Looking out for Signs and Symptoms of Flea Control Poisoning

How do you know if your pet is suffering from flea control poisoning? Flea control poisoning can be vastly different because each animal is different in size, has a different tolerance level and may react differently to how much chemical was used.

Flea Control Poisoning Symptoms

It’s been noted that some flea control treatments can cause several symptoms in pets.

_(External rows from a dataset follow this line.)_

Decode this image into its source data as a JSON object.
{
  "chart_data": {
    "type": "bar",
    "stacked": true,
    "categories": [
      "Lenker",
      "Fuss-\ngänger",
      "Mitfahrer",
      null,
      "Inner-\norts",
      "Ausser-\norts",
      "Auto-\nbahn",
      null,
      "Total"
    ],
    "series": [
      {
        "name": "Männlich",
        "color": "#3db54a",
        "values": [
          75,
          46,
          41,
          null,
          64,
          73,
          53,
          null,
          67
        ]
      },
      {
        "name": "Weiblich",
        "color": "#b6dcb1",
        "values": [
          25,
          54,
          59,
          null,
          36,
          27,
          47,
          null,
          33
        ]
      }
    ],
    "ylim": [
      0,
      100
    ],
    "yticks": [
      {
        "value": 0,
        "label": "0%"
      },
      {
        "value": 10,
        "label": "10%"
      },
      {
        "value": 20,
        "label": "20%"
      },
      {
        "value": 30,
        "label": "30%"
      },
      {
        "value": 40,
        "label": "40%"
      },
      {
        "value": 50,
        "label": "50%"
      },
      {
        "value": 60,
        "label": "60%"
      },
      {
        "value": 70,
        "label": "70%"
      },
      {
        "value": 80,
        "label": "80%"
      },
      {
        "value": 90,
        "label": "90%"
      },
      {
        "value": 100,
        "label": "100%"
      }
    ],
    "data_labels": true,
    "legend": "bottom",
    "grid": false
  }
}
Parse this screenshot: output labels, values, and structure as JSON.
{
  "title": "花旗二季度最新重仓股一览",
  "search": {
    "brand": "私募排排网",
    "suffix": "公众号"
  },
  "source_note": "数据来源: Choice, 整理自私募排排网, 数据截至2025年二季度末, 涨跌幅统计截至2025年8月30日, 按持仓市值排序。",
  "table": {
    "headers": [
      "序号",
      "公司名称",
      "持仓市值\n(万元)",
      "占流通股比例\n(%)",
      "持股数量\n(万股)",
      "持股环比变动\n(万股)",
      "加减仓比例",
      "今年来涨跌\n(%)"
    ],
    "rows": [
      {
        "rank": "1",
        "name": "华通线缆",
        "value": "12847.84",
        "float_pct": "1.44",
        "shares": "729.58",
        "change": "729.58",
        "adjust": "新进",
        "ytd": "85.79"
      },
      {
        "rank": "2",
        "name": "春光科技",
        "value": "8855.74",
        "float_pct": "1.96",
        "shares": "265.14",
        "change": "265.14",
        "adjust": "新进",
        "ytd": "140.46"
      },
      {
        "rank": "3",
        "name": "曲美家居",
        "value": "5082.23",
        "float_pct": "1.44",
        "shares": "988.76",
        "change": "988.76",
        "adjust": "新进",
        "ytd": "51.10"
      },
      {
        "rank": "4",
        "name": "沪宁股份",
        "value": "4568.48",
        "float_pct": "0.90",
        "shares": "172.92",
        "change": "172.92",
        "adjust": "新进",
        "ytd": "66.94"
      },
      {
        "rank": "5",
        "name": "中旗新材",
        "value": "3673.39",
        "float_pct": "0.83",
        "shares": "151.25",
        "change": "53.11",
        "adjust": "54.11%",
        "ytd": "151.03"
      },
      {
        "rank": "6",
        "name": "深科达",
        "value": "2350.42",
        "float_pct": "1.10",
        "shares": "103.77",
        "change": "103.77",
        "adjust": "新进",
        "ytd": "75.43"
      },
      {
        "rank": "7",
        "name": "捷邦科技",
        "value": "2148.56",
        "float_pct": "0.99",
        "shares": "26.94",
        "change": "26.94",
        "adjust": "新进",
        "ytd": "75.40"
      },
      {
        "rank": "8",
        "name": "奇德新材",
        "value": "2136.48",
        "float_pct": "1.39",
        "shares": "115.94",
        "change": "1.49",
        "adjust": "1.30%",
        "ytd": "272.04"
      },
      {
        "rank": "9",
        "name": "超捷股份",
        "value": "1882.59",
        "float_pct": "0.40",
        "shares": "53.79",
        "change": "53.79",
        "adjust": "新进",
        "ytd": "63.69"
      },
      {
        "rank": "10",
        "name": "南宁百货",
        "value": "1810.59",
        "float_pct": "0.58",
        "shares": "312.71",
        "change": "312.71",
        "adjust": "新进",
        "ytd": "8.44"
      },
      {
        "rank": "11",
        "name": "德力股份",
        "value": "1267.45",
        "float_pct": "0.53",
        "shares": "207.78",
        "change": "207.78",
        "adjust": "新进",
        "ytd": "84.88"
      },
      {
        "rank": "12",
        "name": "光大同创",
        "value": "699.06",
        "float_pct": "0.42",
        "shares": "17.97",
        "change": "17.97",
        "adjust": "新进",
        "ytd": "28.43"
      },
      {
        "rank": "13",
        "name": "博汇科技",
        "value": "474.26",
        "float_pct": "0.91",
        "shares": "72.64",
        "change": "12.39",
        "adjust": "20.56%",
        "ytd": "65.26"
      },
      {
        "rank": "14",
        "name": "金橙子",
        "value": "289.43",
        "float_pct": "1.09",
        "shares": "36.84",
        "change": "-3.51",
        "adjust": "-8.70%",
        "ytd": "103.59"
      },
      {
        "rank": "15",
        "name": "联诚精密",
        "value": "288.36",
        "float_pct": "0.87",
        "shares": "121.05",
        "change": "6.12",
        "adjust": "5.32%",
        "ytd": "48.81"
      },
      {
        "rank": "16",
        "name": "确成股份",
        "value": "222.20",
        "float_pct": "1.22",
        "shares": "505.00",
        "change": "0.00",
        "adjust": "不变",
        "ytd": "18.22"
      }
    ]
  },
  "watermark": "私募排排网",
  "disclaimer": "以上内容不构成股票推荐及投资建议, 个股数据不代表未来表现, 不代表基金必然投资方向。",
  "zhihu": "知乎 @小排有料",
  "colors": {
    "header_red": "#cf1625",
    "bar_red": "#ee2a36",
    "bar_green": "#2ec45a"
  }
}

Some of these include:

Increase in saliva;
Muscle tremors;
Coma (severe flea control poisoning);
Runny eyes;
Brain damge (severe flea control poisoning); and
Loss of life (severe flea control poisoning).

Every one of these symptoms have been linked to flea control poisoning after shampoos or topical treatments had been applied to a pet.

If you own a cat, never use a flea control product designed for a dog. A cat’s metabolism is vastly different from a dog and they have a tendency to lick their fur for extended periods of time. This constant licking means they ingest the flea control poison. Shortly after this bath, symptoms are likely to show up and can have very negative penalties if not treated right away. Cats can die if they are untreated quickly.

Animals aren’t the only ones in danger of flea control poisoning. Children are also at risk. Do your kids and pets love to spend a lot of time with one another? Any treatment you use can easily get onto their hands. If not washed, this flea control poison can then be ingested when they eat food with their hands. If this occurs, seek medical advice right away. Symptoms of human ingestion include:

Shaky muscles;
Increase in spit; and

Be sure you have the package on hand that you used to treat your pet with so the doctor can take a look at it.

Research is being done on this ongoing problem with flea control poisoning. It’s the goal of pet owners to find an answer soon about this dilemma and address it. Until then, be sure you know the symptoms of flea control poisoning. Make the veterinarian or your family physician know of the chemical used on your pet that caused this problem. Doing so saves precious seconds in both animals and humans.